The Outside article is really a separate piece, after the first two paragraphs there’s not much overlap with the other two. I thought it had a weak opening, but overall I found it the most interesting (though not the most well-written), with its detail of how people clean up (or don’t) after a flood, so I’m glad I found the article through your blog. It reminded me of another Outside article I liked enough to save for my files, about a guy who started a business cleaning up trash along the Mississippi River

Patrick • 03/18/04 6:06 PM:

I was thinking some more about this and realized that Frazier does a different sort of recycling with a series of New York Essays that he published in the mid-90s. “Take the F” (about Brooklyn) and “Someplace in Queens” (about Queens) were both reprinted in Best American Essays, and there’s another piece about Canal Street that I read in the New Yorker, and all three are long observative lists of things about their places. They’re exceptional essays, but they’re tackling things the same way. I’ve even done my own version of that kind of essay.
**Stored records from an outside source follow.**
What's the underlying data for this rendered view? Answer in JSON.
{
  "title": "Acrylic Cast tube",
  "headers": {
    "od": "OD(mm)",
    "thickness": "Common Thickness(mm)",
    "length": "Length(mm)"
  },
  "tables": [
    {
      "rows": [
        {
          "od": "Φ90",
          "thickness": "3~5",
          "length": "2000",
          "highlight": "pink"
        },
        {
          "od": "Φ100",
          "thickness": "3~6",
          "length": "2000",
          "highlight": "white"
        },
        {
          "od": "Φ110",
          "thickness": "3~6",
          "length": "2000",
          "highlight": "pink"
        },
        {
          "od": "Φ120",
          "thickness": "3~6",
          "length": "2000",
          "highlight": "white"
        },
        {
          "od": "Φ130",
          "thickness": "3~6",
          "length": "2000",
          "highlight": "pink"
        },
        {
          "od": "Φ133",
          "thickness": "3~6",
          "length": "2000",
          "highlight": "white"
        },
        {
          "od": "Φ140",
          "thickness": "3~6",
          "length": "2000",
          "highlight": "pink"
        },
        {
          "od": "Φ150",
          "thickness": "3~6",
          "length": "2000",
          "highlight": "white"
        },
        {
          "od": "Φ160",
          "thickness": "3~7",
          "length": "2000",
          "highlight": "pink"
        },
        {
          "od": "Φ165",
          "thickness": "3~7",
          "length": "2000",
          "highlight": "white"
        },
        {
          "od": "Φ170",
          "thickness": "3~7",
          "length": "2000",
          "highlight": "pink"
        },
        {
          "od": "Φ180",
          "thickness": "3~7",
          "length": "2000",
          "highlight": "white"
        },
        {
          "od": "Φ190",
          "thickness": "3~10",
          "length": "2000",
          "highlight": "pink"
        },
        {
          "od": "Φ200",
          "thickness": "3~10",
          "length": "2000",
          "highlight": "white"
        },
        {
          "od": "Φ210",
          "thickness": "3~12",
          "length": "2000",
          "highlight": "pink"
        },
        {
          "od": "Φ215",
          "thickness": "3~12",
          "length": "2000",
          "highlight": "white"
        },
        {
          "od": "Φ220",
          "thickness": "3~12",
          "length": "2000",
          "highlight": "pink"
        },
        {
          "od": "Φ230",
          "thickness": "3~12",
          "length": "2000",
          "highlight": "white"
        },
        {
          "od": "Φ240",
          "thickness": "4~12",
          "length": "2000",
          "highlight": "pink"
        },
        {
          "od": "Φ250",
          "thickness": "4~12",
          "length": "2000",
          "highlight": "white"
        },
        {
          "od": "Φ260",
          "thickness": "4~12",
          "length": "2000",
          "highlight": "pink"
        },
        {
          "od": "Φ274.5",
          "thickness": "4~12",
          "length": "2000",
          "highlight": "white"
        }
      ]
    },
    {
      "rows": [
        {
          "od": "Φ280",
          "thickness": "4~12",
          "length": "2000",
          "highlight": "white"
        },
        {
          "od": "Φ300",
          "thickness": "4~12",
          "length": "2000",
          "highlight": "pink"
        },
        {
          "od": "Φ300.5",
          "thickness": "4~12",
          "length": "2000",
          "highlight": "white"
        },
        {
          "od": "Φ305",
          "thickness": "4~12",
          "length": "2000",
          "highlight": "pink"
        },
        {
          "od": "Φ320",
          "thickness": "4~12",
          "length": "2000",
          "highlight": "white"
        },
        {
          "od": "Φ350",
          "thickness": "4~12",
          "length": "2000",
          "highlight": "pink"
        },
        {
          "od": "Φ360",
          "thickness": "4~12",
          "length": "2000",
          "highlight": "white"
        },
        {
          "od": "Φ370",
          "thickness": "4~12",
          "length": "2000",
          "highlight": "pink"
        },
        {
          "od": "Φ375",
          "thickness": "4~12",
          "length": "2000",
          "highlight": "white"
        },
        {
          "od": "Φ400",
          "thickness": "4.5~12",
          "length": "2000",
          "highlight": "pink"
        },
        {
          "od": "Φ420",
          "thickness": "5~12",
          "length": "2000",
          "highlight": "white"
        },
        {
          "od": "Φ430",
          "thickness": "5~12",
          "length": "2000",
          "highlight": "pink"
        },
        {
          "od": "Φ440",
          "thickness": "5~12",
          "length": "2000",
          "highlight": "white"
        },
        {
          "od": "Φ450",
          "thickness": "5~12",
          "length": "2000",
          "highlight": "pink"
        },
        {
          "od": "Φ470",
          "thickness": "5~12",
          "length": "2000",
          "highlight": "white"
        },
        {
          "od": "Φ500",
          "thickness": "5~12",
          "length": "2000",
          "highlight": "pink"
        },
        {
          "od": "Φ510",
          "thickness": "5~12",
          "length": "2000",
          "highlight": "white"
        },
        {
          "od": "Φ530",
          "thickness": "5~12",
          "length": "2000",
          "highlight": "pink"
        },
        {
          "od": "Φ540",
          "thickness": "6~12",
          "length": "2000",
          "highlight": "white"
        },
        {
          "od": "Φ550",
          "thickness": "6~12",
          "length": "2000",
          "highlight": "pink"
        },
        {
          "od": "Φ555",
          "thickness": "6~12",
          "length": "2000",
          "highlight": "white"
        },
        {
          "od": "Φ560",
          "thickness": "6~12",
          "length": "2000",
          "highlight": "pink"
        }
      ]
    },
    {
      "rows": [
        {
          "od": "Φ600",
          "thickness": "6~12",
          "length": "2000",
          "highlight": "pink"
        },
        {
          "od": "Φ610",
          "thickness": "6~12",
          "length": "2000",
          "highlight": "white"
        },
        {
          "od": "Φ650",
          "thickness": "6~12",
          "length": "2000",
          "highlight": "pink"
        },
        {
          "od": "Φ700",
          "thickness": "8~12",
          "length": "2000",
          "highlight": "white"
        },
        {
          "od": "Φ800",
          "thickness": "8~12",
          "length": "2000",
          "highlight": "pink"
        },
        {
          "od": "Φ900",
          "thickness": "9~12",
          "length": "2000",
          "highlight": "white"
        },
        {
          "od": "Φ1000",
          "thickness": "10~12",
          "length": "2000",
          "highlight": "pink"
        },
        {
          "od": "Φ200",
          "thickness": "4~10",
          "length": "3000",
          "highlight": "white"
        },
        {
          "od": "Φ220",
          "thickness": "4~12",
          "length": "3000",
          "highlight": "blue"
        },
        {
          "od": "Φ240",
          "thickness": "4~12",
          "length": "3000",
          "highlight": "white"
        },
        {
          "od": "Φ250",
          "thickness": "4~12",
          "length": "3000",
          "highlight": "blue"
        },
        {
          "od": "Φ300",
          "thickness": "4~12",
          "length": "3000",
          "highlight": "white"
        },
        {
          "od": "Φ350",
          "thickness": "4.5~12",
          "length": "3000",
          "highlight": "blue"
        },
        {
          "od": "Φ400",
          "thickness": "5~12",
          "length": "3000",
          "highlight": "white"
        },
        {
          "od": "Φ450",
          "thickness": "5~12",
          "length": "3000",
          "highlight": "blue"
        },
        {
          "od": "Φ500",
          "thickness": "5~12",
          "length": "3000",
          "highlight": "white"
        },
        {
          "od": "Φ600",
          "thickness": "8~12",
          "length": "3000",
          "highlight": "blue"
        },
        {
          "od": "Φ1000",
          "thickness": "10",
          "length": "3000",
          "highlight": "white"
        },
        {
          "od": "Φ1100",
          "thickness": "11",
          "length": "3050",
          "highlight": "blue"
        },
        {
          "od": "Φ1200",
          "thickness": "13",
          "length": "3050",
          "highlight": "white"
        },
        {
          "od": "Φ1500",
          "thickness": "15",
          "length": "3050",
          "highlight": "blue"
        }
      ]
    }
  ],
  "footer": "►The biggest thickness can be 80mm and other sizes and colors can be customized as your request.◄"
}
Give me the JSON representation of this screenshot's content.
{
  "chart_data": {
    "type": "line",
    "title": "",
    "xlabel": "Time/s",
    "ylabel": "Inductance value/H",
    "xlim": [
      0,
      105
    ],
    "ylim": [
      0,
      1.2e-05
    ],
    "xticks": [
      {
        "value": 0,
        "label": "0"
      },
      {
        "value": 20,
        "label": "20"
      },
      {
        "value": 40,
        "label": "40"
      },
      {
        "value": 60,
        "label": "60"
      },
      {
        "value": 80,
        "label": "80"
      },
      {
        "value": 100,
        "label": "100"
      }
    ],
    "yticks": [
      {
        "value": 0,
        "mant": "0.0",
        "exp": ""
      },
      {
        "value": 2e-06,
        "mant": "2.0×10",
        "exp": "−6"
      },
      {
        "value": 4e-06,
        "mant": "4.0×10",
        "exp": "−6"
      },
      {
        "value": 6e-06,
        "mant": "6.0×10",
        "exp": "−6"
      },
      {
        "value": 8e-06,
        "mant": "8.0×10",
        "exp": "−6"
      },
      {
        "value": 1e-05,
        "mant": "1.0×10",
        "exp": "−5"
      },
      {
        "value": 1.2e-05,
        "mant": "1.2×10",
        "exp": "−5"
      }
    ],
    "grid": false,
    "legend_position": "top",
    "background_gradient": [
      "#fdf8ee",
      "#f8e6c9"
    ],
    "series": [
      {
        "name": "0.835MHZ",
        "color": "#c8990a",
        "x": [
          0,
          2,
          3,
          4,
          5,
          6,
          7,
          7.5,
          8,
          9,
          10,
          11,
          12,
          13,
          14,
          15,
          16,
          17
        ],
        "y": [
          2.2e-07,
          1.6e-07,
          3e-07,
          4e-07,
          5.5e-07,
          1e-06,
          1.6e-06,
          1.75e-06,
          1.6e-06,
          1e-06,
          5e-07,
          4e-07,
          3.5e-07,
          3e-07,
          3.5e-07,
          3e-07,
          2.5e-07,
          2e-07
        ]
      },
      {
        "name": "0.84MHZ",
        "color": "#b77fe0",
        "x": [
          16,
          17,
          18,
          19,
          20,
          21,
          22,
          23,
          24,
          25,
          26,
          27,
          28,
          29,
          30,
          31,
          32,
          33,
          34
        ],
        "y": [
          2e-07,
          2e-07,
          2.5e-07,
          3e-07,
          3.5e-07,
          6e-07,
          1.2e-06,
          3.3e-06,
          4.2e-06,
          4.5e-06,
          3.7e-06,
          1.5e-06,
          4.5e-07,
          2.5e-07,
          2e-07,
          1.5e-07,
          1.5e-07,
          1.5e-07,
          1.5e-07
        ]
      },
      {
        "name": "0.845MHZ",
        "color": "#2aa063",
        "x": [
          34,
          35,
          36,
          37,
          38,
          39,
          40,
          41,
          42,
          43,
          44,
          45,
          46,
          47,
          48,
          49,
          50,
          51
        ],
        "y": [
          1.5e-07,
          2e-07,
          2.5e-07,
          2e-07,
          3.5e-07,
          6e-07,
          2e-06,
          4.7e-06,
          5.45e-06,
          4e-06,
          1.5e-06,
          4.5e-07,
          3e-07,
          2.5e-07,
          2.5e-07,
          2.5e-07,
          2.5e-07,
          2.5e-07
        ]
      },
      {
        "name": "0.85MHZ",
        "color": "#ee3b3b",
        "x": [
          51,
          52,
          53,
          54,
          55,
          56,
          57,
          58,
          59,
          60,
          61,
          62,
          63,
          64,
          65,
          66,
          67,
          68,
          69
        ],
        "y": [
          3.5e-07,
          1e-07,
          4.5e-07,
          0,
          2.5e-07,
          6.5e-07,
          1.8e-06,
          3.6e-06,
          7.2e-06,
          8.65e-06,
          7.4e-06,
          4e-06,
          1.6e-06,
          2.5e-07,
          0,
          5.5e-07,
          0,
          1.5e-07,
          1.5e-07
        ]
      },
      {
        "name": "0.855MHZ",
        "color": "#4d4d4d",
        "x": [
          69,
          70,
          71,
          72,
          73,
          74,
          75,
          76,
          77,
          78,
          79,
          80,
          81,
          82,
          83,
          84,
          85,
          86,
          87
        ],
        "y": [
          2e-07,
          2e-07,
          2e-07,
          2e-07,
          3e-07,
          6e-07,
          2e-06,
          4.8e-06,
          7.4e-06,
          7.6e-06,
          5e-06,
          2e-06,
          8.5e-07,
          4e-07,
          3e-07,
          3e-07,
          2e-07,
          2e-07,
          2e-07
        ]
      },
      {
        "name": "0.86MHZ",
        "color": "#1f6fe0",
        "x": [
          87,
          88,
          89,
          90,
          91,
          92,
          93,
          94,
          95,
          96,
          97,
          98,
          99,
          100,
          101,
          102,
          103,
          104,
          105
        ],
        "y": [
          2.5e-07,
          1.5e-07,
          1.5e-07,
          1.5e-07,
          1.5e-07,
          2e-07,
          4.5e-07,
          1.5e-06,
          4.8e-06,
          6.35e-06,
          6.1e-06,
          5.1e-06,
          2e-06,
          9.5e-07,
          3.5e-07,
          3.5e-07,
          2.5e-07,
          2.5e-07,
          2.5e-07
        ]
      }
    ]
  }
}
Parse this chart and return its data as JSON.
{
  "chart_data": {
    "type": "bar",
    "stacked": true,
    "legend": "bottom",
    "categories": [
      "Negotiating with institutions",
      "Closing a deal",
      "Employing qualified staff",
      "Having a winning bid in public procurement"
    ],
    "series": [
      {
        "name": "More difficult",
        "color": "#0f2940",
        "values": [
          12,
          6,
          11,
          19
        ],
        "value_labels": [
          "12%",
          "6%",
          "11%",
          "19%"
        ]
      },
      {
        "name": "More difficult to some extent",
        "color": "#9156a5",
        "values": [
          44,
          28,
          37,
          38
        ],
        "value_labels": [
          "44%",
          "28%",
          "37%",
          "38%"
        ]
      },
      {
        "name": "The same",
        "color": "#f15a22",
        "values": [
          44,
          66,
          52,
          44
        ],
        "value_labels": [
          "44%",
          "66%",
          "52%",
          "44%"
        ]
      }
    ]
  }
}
Mine is about Montevideo, Uruguay. I figure if Frazier can use that style three times (or more), then it’s not so unique, and I can try it too…

Anita • 03/21/04 5:13 PM:

Not sure what you mean by using the same style being a form of recycling, but then I’m not familiar with any of the three essays. Is the style so unusual that seeing it used more than once is surprising? Or, with all three being about NY, maybe he sees them as a series? He has a piece called Route 3 in the Feb 16, 2004 New Yorker, which is in my files “to be read at a later date.” It’s a long descriptive piece about the NJ suburbs, and Route 3 in particular. It has some list-like qualities — have you read it, is it similar to the three pieces you mentioned? I filed it away for later because there wasn’t anything particularly interesting to me, although when he talks about trying to walk Route 3 into NYC, that caught my interest. Partly my lack of interest is also because so much of writing about NJ is about North Jersey, the suburbs of NY, and South Jersey, where I live, seems almost to not exist. But, I will read this eventually.

Oh — I did read the Meteorites — thank you for recommending it. It’s truly beautiful.

Patrick • 03/21/04 5:40 PM:

I guess it’s not the same exact thing, but reading those pieces (and even hearing your description of this piece on Route 3 in NJ), I think anyone would say, “He’s doing another one of those.” Now I’ll have to go copy that new one from the library. I do really like all these pieces, but they are very different from other essays I’ve read, and more alike than what I’ve seen from other essayists, even those who do a sort of series (I’m thinking of Scott Russell Sanders who did a series of one-word-title essays (“Beauty,” “Silence,” “Fidelity,” many more). And I do see them as a series. I’ve wished for him to publish them (and some new ones) in a book of similar pieces about that area. Maybe he will some day.